Sadık Türkmen = Namaz edâ edilince/vaktinde gereği gibi kılınınca, artık yeryüzüne dağılın ve Allah’ın lütfundan çalışarak/ticaret yaparak arayın. Allah’ı çok zikredin (düşünün) ki kurtuluşa eresiniz.
Seyyid Kutub = Namaz bitince yeryüzüne dağılın ve Allah'ın lütfunu isteyin. Allah'ı çok zikredin, umulur ki kurtuluşa erersiniz.
Suat Yıldırım = Namaz tamamlanınca yeryüzüne yayılın, işinize gücünüze gidin, Allah’ın lütfundan nasibinizi arayın. Felaha ermenizi ümid ederek Allah’ı çok zikrediniz.

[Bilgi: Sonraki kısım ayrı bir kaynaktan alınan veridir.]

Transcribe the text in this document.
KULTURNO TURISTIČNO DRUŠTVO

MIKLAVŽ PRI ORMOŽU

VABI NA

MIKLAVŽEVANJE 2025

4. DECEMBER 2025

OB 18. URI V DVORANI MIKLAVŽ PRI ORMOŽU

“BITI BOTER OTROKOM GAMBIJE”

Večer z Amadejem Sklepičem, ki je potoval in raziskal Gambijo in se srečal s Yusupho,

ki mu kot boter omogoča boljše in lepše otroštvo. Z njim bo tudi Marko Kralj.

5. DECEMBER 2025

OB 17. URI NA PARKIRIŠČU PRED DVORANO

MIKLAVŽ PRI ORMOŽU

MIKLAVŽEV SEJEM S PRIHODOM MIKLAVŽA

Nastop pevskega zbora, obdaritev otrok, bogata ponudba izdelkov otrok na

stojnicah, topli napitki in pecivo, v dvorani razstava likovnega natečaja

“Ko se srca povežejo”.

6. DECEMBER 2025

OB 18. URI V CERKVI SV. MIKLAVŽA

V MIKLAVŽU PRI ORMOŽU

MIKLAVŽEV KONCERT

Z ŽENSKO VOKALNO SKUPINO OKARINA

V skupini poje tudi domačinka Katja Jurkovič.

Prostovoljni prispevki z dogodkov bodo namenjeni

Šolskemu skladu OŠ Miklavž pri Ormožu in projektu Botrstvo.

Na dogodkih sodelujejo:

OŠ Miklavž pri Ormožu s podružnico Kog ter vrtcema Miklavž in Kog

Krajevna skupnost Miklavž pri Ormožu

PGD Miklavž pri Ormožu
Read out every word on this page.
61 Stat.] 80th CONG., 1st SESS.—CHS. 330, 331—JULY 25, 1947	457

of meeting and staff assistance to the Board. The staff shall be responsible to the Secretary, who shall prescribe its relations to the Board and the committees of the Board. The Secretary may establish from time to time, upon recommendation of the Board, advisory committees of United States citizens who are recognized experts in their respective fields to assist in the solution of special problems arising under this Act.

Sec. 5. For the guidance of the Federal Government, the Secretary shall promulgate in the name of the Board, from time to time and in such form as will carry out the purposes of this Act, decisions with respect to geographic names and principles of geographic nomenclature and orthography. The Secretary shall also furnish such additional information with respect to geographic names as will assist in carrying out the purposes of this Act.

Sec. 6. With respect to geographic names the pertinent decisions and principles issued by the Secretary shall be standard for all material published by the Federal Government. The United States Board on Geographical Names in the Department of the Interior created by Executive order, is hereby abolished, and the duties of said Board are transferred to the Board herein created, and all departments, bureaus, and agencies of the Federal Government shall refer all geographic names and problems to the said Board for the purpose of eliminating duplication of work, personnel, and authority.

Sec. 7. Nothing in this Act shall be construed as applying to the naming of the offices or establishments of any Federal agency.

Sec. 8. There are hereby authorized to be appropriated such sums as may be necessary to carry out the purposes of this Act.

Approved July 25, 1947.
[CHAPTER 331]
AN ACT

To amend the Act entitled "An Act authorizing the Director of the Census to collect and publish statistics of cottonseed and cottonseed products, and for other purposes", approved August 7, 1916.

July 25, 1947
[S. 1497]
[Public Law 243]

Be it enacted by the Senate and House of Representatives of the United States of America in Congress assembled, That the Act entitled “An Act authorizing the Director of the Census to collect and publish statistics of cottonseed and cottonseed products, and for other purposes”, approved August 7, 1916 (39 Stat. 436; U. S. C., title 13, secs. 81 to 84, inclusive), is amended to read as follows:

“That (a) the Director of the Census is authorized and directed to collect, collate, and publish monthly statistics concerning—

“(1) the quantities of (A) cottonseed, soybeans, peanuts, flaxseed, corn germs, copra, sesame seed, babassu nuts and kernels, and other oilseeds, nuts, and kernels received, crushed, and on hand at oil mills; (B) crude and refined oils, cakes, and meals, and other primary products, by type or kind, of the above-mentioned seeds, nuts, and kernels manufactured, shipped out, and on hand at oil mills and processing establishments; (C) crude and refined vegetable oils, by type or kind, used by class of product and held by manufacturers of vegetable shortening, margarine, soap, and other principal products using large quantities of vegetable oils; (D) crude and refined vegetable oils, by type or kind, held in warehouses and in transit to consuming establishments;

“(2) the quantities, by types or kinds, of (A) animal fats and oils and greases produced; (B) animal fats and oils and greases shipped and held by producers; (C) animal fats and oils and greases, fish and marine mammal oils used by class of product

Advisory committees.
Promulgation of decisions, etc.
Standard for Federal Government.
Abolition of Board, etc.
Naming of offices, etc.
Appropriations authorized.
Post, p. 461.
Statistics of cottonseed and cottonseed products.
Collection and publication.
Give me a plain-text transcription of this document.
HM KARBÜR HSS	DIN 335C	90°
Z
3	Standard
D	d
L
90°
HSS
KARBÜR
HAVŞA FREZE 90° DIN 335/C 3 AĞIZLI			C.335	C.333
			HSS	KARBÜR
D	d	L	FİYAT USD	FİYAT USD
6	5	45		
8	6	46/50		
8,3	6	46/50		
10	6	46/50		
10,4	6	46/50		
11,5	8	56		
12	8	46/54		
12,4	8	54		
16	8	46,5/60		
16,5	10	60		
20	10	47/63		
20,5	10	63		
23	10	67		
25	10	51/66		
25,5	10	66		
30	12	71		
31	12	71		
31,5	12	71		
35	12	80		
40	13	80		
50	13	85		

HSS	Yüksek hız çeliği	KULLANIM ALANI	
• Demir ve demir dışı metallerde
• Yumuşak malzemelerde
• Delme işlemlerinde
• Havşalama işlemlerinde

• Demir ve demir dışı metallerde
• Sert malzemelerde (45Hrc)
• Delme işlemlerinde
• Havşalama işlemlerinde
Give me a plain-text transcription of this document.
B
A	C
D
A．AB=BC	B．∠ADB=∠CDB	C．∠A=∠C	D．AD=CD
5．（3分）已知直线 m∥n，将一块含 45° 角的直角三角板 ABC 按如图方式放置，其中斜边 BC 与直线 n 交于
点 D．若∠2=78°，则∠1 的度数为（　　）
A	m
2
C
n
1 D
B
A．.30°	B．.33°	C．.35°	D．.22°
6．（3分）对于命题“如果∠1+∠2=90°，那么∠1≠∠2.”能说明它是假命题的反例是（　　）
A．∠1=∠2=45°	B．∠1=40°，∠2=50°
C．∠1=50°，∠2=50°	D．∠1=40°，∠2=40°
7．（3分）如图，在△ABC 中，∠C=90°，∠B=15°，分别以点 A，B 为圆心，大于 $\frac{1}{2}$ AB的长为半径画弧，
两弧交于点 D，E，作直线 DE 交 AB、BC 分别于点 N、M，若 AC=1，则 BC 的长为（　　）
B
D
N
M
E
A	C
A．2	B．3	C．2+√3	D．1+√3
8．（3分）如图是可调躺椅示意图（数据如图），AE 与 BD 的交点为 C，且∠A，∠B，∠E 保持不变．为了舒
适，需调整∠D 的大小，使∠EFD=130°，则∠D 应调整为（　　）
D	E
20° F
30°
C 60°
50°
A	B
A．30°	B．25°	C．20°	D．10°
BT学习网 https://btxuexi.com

Süleyman Ateş = Namaz kılındıktan sonra yeryüzüne dağılın ve Allâh'ın lutfundan (nasibinizi) arayın. Allâh'ı çok anın ki başarıya eresiniz.
Tefhim-ul Kuran = Artık namazı kılınca, yeryüzünde dağılın, Allah'ın fazlını isteyip arayın ve Allah'ı çokça zikredin, umulur ki felaha (kurtuluşa ve umduklarınıza) kavuşmuş olursunuz.
Ümit Şimşek = Namaz kılındığında ise yeryüzüne yayılıp Allah'ın lütfundan rızkınızı arayın. Allah'ı da çok anın ki kurtuluşa eresiniz.
Yaşar Nuri Öztürk = Namaz kılınınca hemen yeryüzüne dağılın ve Allah'ın lütfundan nasibinizi arayın! Allah'ı çok anın ki, kurtuluşa erebilesiniz.
İskender Ali Mihr = Artık namazı kaza ettiğiniz (kılıp bitirdiğiniz) zaman yeryüzüne yayılın ve Allah’ın fazlından isteyin ve Allah’ı çok zikredin. Umulur ki, böylece siz felâha (kurtuluşa) erersiniz.
İlyas Yorulmaz = Namazı kıldığınızda Allah’ın lütfundan rızkınızı aramak için, yeryüzüne dağılın ve Allah’ı çokça hatırlayın ki, böylece kurtuluşa erişebilesiniz.